A Justiça de Minas Gerais determinou que a Petrobras adote medidas emergenciais relacionadas à lagoa de resfriamento da Refinaria Gabriel Passos (Regap), em Ibirité, na Região Metropolitana de Belo Horizonte, após os alagamentos registrados no município em março deste ano.
A decisão foi assinada pela juíza Patrícia Froes Dayrell, da 1ª Vara Cível da Comarca de Ibirité, nesta quinta-feira (14). O processo foi movido pela Prefeitura de Ibirité após as fortes chuvas do dia 17 de março provocarem o transbordamento do reservatório conhecido como “Lagoa da Petrobras”.
Segundo o município, o episódio causou danos em imóveis, vias públicas e outras estruturas urbanas da cidade.
Justiça determina depósito de R$ 1 milhão
Na decisão, a magistrada determinou que a Petrobras faça o depósito judicial de R$ 1 milhão no prazo de 30 dias para custear perícias técnicas independentes sobre a situação da estrutura.

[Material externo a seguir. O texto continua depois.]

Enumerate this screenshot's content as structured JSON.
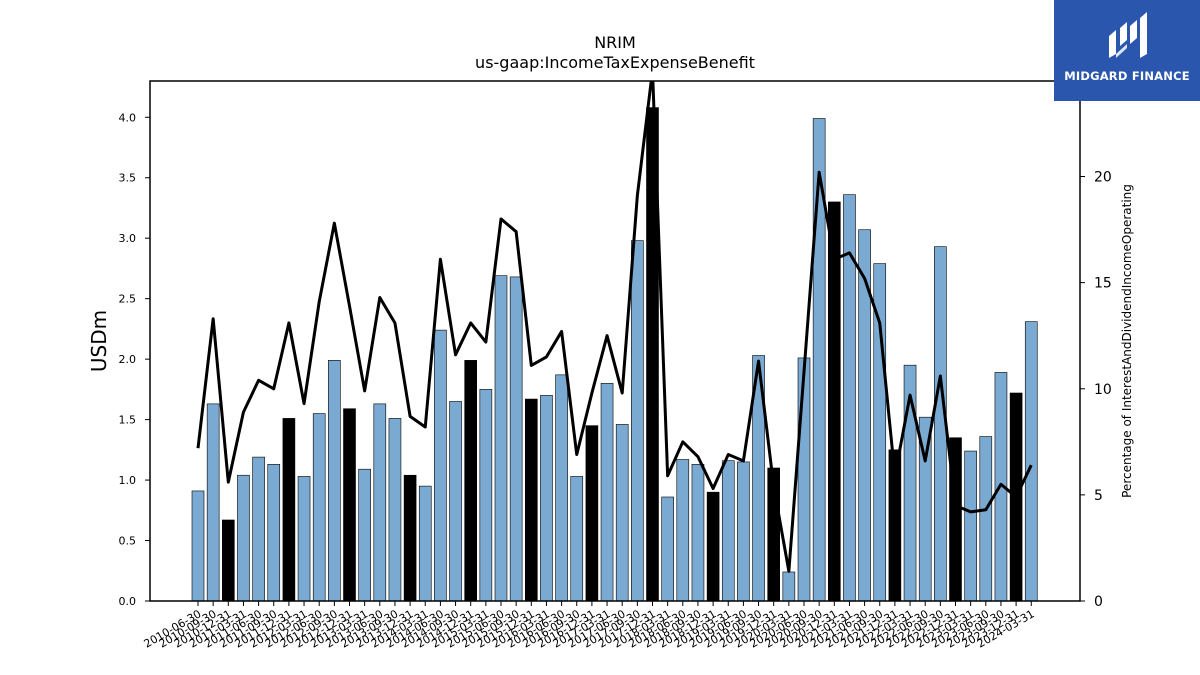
{
  "brand": {
    "name": "MIDGARD FINANCE",
    "color": "#2a56ad"
  },
  "chart_data": {
    "type": "bar",
    "title": "NRIM",
    "subtitle": "us-gaap:IncomeTaxExpenseBenefit",
    "ylabel": "USDm",
    "y2label": "Percentage of InterestAndDividendIncomeOperating",
    "ylim": [
      0,
      4.3
    ],
    "y2lim": [
      0,
      24.5
    ],
    "yticks": [
      "0.0",
      "0.5",
      "1.0",
      "1.5",
      "2.0",
      "2.5",
      "3.0",
      "3.5",
      "4.0"
    ],
    "y2ticks": [
      "0",
      "5",
      "10",
      "15",
      "20"
    ],
    "colors": {
      "bar": "#7aaad2",
      "bar_annual": "#000000",
      "line": "#000000"
    },
    "categories": [
      "2010-06-30",
      "2010-09-30",
      "2010-12-31",
      "2011-03-31",
      "2011-06-30",
      "2011-09-30",
      "2011-12-31",
      "2012-03-31",
      "2012-06-30",
      "2012-09-30",
      "2012-12-31",
      "2013-03-31",
      "2013-06-30",
      "2013-09-30",
      "2013-12-31",
      "2014-03-31",
      "2014-06-30",
      "2014-09-30",
      "2014-12-31",
      "2015-03-31",
      "2015-06-30",
      "2015-09-30",
      "2015-12-31",
      "2016-03-31",
      "2016-06-30",
      "2016-09-30",
      "2016-12-31",
      "2017-03-31",
      "2017-06-30",
      "2017-09-30",
      "2017-12-31",
      "2018-03-31",
      "2018-06-30",
      "2018-09-30",
      "2018-12-31",
      "2019-03-31",
      "2019-06-30",
      "2019-09-30",
      "2019-12-31",
      "2020-03-31",
      "2020-06-30",
      "2020-09-30",
      "2020-12-31",
      "2021-03-31",
      "2021-06-30",
      "2021-09-30",
      "2021-12-31",
      "2022-03-31",
      "2022-06-30",
      "2022-09-30",
      "2022-12-31",
      "2023-03-31",
      "2023-06-30",
      "2023-09-30",
      "2023-12-31",
      "2024-03-31"
    ],
    "x_tick_labels": [
      "2010-06-30",
      "2010-09-30",
      "2010-12-31",
      "2011-03-31",
      "2011-06-30",
      "2011-09-30",
      "2011-12-31",
      "2012-03-31",
      "2012-06-30",
      "2012-09-30",
      "2012-12-31",
      "2013-03-31",
      "2013-06-30",
      "2013-09-30",
      "2013-12-31",
      "2014-03-31",
      "2014-06-30",
      "2014-09-30",
      "2014-12-31",
      "2015-03-31",
      "2015-06-30",
      "2015-09-30",
      "2015-12-31",
      "2016-03-31",
      "2016-06-30",
      "2016-09-30",
      "2016-12-31",
      "2017-03-31",
      "2017-06-30",
      "2017-09-30",
      "2017-12-31",
      "2018-03-31",
      "2018-06-30",
      "2018-09-30",
      "2018-12-31",
      "2019-03-31",
      "2019-06-30",
      "2019-09-30",
      "2019-12-31",
      "2020-03-31",
      "2020-06-30",
      "2020-09-30",
      "2020-12-31",
      "2021-03-31",
      "2021-06-30",
      "2021-09-30",
      "2021-12-31",
      "2022-03-31",
      "2022-06-30",
      "2022-09-30",
      "2022-12-31",
      "2023-03-31",
      "2023-06-30",
      "2023-09-30",
      "2023-12-31",
      "2024-03-31"
    ],
    "series": [
      {
        "type": "bar",
        "axis": "left",
        "values": [
          0.91,
          1.63,
          0.67,
          1.04,
          1.19,
          1.13,
          1.51,
          1.03,
          1.55,
          1.99,
          1.59,
          1.09,
          1.63,
          1.51,
          1.04,
          0.95,
          2.24,
          1.65,
          1.99,
          1.75,
          2.69,
          2.68,
          1.67,
          1.7,
          1.87,
          1.03,
          1.45,
          1.8,
          1.46,
          2.98,
          4.08,
          0.86,
          1.17,
          1.13,
          0.9,
          1.16,
          1.15,
          2.03,
          1.1,
          0.24,
          2.01,
          3.99,
          3.3,
          3.36,
          3.07,
          2.79,
          1.25,
          1.95,
          1.52,
          2.93,
          1.35,
          1.24,
          1.36,
          1.89,
          1.72,
          2.31
        ],
        "annual_flags": [
          false,
          false,
          true,
          false,
          false,
          false,
          true,
          false,
          false,
          false,
          true,
          false,
          false,
          false,
          true,
          false,
          false,
          false,
          true,
          false,
          false,
          false,
          true,
          false,
          false,
          false,
          true,
          false,
          false,
          false,
          true,
          false,
          false,
          false,
          true,
          false,
          false,
          false,
          true,
          false,
          false,
          false,
          true,
          false,
          false,
          false,
          true,
          false,
          false,
          false,
          true,
          false,
          false,
          false,
          true,
          false
        ]
      },
      {
        "type": "line",
        "axis": "right",
        "values": [
          7.2,
          13.3,
          5.6,
          8.9,
          10.4,
          10.0,
          13.1,
          9.3,
          14.1,
          17.8,
          13.9,
          9.9,
          14.3,
          13.1,
          8.7,
          8.2,
          16.1,
          11.6,
          13.1,
          12.2,
          18.0,
          17.4,
          11.1,
          11.5,
          12.7,
          6.9,
          9.8,
          12.5,
          9.8,
          19.1,
          25.0,
          5.9,
          7.5,
          6.8,
          5.3,
          6.9,
          6.6,
          11.3,
          5.4,
          1.4,
          10.8,
          20.2,
          16.1,
          16.4,
          15.2,
          13.1,
          5.9,
          9.7,
          6.6,
          10.6,
          4.5,
          4.2,
          4.3,
          5.5,
          4.9,
          6.4
        ]
      }
    ],
    "legend": "none",
    "grid": false
  }
}
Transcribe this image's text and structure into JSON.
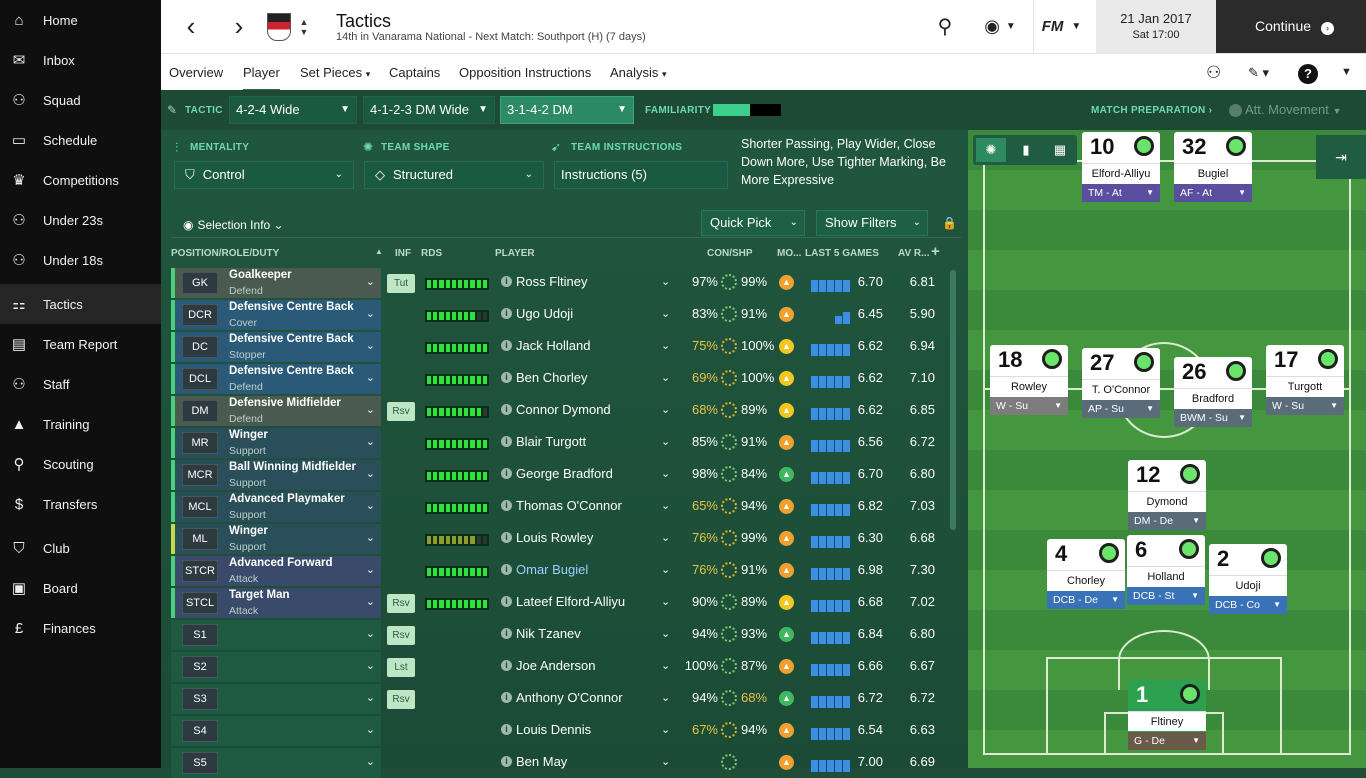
{
  "nav": {
    "items": [
      {
        "label": "Home",
        "icon": "home-icon"
      },
      {
        "label": "Inbox",
        "icon": "inbox-icon"
      },
      {
        "label": "Squad",
        "icon": "squad-icon"
      },
      {
        "label": "Schedule",
        "icon": "calendar-icon"
      },
      {
        "label": "Competitions",
        "icon": "trophy-icon"
      },
      {
        "label": "Under 23s",
        "icon": "under23-icon"
      },
      {
        "label": "Under 18s",
        "icon": "under18-icon"
      },
      {
        "label": "Tactics",
        "icon": "tactics-icon"
      },
      {
        "label": "Team Report",
        "icon": "report-icon"
      },
      {
        "label": "Staff",
        "icon": "staff-icon"
      },
      {
        "label": "Training",
        "icon": "training-icon"
      },
      {
        "label": "Scouting",
        "icon": "scouting-icon"
      },
      {
        "label": "Transfers",
        "icon": "transfers-icon"
      },
      {
        "label": "Club",
        "icon": "club-icon"
      },
      {
        "label": "Board",
        "icon": "board-icon"
      },
      {
        "label": "Finances",
        "icon": "finances-icon"
      }
    ]
  },
  "header": {
    "title": "Tactics",
    "subtitle": "14th in Vanarama National - Next Match: Southport (H) (7 days)",
    "date": "21 Jan 2017",
    "time": "Sat 17:00",
    "continue": "Continue",
    "fm": "FM"
  },
  "submenu": {
    "overview": "Overview",
    "player": "Player",
    "set_pieces": "Set Pieces",
    "captains": "Captains",
    "opposition": "Opposition Instructions",
    "analysis": "Analysis"
  },
  "tactic": {
    "label": "TACTIC",
    "t1": "4-2-4 Wide",
    "t2": "4-1-2-3 DM Wide",
    "t3": "3-1-4-2 DM",
    "familiarity": "FAMILIARITY",
    "match_prep": "MATCH PREPARATION",
    "att_movement": "Att. Movement"
  },
  "settings": {
    "mentality_label": "MENTALITY",
    "mentality": "Control",
    "shape_label": "TEAM SHAPE",
    "shape": "Structured",
    "instr_label": "TEAM INSTRUCTIONS",
    "instructions": "Instructions (5)",
    "instr_text": "Shorter Passing, Play Wider, Close Down More, Use Tighter Marking, Be More Expressive"
  },
  "table": {
    "selection_info": "Selection Info",
    "quick_pick": "Quick Pick",
    "show_filters": "Show Filters",
    "headers": {
      "pos": "POSITION/ROLE/DUTY",
      "inf": "INF",
      "rds": "RDS",
      "player": "PLAYER",
      "conshp": "CON/SHP",
      "mo": "MO...",
      "last5": "LAST 5 GAMES",
      "avr": "AV R..."
    },
    "rows": [
      {
        "pos": "GK",
        "role": "Goalkeeper",
        "duty": "Defend",
        "inf": "Tut",
        "name": "Ross Fltiney",
        "con": "97%",
        "shp": "99%",
        "avg": "6.70",
        "avr": "6.81"
      },
      {
        "pos": "DCR",
        "role": "Defensive Centre Back",
        "duty": "Cover",
        "inf": "",
        "name": "Ugo Udoji",
        "con": "83%",
        "shp": "91%",
        "avg": "6.45",
        "avr": "5.90"
      },
      {
        "pos": "DC",
        "role": "Defensive Centre Back",
        "duty": "Stopper",
        "inf": "",
        "name": "Jack Holland",
        "con": "75%",
        "shp": "100%",
        "avg": "6.62",
        "avr": "6.94"
      },
      {
        "pos": "DCL",
        "role": "Defensive Centre Back",
        "duty": "Defend",
        "inf": "",
        "name": "Ben Chorley",
        "con": "69%",
        "shp": "100%",
        "avg": "6.62",
        "avr": "7.10"
      },
      {
        "pos": "DM",
        "role": "Defensive Midfielder",
        "duty": "Defend",
        "inf": "Rsv",
        "name": "Connor Dymond",
        "con": "68%",
        "shp": "89%",
        "avg": "6.62",
        "avr": "6.85"
      },
      {
        "pos": "MR",
        "role": "Winger",
        "duty": "Support",
        "inf": "",
        "name": "Blair Turgott",
        "con": "85%",
        "shp": "91%",
        "avg": "6.56",
        "avr": "6.72"
      },
      {
        "pos": "MCR",
        "role": "Ball Winning Midfielder",
        "duty": "Support",
        "inf": "",
        "name": "George Bradford",
        "con": "98%",
        "shp": "84%",
        "avg": "6.70",
        "avr": "6.80"
      },
      {
        "pos": "MCL",
        "role": "Advanced Playmaker",
        "duty": "Support",
        "inf": "",
        "name": "Thomas O'Connor",
        "con": "65%",
        "shp": "94%",
        "avg": "6.82",
        "avr": "7.03"
      },
      {
        "pos": "ML",
        "role": "Winger",
        "duty": "Support",
        "inf": "",
        "name": "Louis Rowley",
        "con": "76%",
        "shp": "99%",
        "avg": "6.30",
        "avr": "6.68"
      },
      {
        "pos": "STCR",
        "role": "Advanced Forward",
        "duty": "Attack",
        "inf": "",
        "name": "Omar Bugiel",
        "con": "76%",
        "shp": "91%",
        "avg": "6.98",
        "avr": "7.30"
      },
      {
        "pos": "STCL",
        "role": "Target Man",
        "duty": "Attack",
        "inf": "Rsv",
        "name": "Lateef Elford-Alliyu",
        "con": "90%",
        "shp": "89%",
        "avg": "6.68",
        "avr": "7.02"
      },
      {
        "pos": "S1",
        "role": "",
        "duty": "",
        "inf": "Rsv",
        "name": "Nik Tzanev",
        "con": "94%",
        "shp": "93%",
        "avg": "6.84",
        "avr": "6.80"
      },
      {
        "pos": "S2",
        "role": "",
        "duty": "",
        "inf": "Lst",
        "name": "Joe Anderson",
        "con": "100%",
        "shp": "87%",
        "avg": "6.66",
        "avr": "6.67"
      },
      {
        "pos": "S3",
        "role": "",
        "duty": "",
        "inf": "Rsv",
        "name": "Anthony O'Connor",
        "con": "94%",
        "shp": "68%",
        "avg": "6.72",
        "avr": "6.72"
      },
      {
        "pos": "S4",
        "role": "",
        "duty": "",
        "inf": "",
        "name": "Louis Dennis",
        "con": "67%",
        "shp": "94%",
        "avg": "6.54",
        "avr": "6.63"
      },
      {
        "pos": "S5",
        "role": "",
        "duty": "",
        "inf": "",
        "name": "Ben May",
        "con": "",
        "shp": "",
        "avg": "7.00",
        "avr": "6.69"
      }
    ]
  },
  "pitch": {
    "players": [
      {
        "num": "10",
        "name": "Elford-Alliyu",
        "role": "TM - At"
      },
      {
        "num": "32",
        "name": "Bugiel",
        "role": "AF - At"
      },
      {
        "num": "18",
        "name": "Rowley",
        "role": "W - Su"
      },
      {
        "num": "27",
        "name": "T. O'Connor",
        "role": "AP - Su"
      },
      {
        "num": "26",
        "name": "Bradford",
        "role": "BWM - Su"
      },
      {
        "num": "17",
        "name": "Turgott",
        "role": "W - Su"
      },
      {
        "num": "12",
        "name": "Dymond",
        "role": "DM - De"
      },
      {
        "num": "4",
        "name": "Chorley",
        "role": "DCB - De"
      },
      {
        "num": "6",
        "name": "Holland",
        "role": "DCB - St"
      },
      {
        "num": "2",
        "name": "Udoji",
        "role": "DCB - Co"
      },
      {
        "num": "1",
        "name": "Fltiney",
        "role": "G - De"
      }
    ]
  }
}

A estatal também terá que apresentar um relatório comprovando que a lagoa não recebe águas pluviais da cidade. Caso contrário, deverá entregar um plano detalhado de limpeza e desassoreamento do reservatório.
Além disso, a Petrobras foi obrigada a apresentar o Plano de Ação de Emergência (PAE) atualizado da estrutura.
A decisão prevê multa diária de R$ 100 mil em caso de descumprimento das medidas determinadas pela Justiça.
Prefeitura aponta assoreamento e risco de enchentes
No processo, a Prefeitura de Ibirité argumenta que a lagoa, utilizada pela refinaria, recebe águas da cidade e sofre há décadas com assoreamento causado pela falta de manutenção.
Segundo o município, o chamado “efeito remanso” impede o escoamento adequado da água da chuva e contribui para enchentes frequentes na região.
O Ministério Público de Minas Gerais (MPMG) também participou da ação e afirmou que a Petrobras estaria descumprindo condicionantes ambientais relacionadas ao desassoreamento desde 2013.
Petrobras nega irregularidades
Em sua defesa, a Petrobras alegou que a Refinaria Gabriel Passos opera dentro das normas de segurança e afirmou que o problema seria agravado pelo crescimento urbano desordenado e por falhas no sistema de drenagem municipal.
A empresa também apresentou relatórios técnicos sustentando que a diferença de altitude entre a lagoa e a área urbana impediria o chamado “efeito remanso” em condições normais.
A estatal afirmou ainda que a barragem funciona de forma automática e não possui comportas manuais.
Juíza cita princípio da precaução
Ao decidir pela concessão da liminar, a juíza aplicou os princípios da precaução e do poluidor-pagador, entendendo que a Petrobras, como responsável pela estrutura, deve garantir sua segurança e funcionamento adequado.
A magistrada, no entanto, negou o pedido para restituição imediata de bens a moradores atingidos pelas enchentes, alegando necessidade de análise individual dos danos.
Também foi rejeitado o pedido de abertura das comportas da estrutura, por falta de comprovação técnica e pelo risco de agravamento da situação.
O processo ainda tramita em primeira instância e cabe recurso da decisão.